Okay – Admit it. You really DO WANT your portrait photos to look fantastic, don’t you? Most people use their camera for one thing to capture portraits of their friends & family – whether they are staged or candid – and therefore it’s vitally important to understand the 9 things that you DO NOT want to do, or at least stringently avoid, when taking a portrait photo.

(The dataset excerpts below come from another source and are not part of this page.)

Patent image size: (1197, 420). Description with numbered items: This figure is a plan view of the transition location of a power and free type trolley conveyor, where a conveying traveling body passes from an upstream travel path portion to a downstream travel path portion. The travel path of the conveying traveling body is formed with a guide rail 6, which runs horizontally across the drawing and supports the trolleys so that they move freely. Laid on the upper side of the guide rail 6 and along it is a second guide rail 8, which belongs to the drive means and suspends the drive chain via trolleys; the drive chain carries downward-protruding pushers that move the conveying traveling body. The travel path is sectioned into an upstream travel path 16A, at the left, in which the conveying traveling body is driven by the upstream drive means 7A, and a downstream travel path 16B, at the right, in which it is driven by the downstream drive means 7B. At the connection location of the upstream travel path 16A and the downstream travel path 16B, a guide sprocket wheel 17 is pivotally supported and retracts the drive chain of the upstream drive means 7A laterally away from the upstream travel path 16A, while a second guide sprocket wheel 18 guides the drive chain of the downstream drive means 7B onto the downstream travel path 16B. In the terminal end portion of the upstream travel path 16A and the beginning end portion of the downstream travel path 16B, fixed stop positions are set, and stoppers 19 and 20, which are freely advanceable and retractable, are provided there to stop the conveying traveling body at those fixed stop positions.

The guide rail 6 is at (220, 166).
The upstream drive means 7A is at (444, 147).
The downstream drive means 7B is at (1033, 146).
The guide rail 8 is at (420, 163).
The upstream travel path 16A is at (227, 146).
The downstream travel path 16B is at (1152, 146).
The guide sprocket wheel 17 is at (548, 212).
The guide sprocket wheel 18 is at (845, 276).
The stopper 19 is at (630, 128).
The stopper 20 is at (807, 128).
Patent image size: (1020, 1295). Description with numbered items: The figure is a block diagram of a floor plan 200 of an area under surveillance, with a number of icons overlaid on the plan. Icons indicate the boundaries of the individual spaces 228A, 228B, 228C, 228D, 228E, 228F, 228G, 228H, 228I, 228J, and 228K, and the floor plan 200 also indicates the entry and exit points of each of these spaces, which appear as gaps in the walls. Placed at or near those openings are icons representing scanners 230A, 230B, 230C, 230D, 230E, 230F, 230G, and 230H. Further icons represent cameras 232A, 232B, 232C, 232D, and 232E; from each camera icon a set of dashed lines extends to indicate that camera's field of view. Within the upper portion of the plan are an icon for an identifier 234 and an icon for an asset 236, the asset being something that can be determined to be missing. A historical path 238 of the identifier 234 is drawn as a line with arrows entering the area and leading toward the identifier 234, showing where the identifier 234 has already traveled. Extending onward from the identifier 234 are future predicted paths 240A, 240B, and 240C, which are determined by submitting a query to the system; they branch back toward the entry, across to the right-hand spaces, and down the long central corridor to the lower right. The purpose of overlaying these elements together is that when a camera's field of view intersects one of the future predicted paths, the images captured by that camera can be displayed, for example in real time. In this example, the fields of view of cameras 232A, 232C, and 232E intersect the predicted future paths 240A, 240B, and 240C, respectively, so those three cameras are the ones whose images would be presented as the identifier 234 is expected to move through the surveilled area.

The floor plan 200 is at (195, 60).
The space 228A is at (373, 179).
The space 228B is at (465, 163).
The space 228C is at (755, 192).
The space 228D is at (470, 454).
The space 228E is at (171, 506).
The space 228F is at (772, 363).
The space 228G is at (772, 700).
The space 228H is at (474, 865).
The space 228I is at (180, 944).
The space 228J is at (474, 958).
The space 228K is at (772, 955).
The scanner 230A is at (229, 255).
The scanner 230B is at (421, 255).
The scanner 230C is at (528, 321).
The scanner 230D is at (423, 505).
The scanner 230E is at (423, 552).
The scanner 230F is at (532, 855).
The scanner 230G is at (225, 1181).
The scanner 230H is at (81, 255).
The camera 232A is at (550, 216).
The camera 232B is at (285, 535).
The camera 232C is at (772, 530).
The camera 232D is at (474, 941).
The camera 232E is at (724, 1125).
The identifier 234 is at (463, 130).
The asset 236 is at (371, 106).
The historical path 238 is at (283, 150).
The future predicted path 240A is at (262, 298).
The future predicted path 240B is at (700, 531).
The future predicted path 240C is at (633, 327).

1. Avoid using the on-camera flash unit
By being on-axis with the camera’s lens, the super-bright, on-board flash is more often than not unflattering to your subject. The sharp, blue light (its color temperature is daylight balanced) flattens the contours of your subject’s face(s), washes out their skin and at the same time accentuates any blemishes on the skin. So either use a corded flash and bounce the light or find another light source if the surroundings are dark or use a tripod and lower your shutter speed. These options will allow you to play with the light more, and that’s what you want anyway.
2. Composition mistake #1
Watch the headroom, as in too much headroom . The problem with too much headroom is it looks like your subjects are swimming in space or something is going to fall on them. In addition, the inherent dynamics of proper framing is lost – tight framing directs the viewer’s eye; that’s one of your tools, so use it. Also avoid CUTTING OFF AT THE NECK, this is a classic mistake; either have the bottom frame line be just below the shoulders or just above the chin. The point of framing is to give your viewer a specific amount of information and no more. That way the image information that they do see is more specific and potent.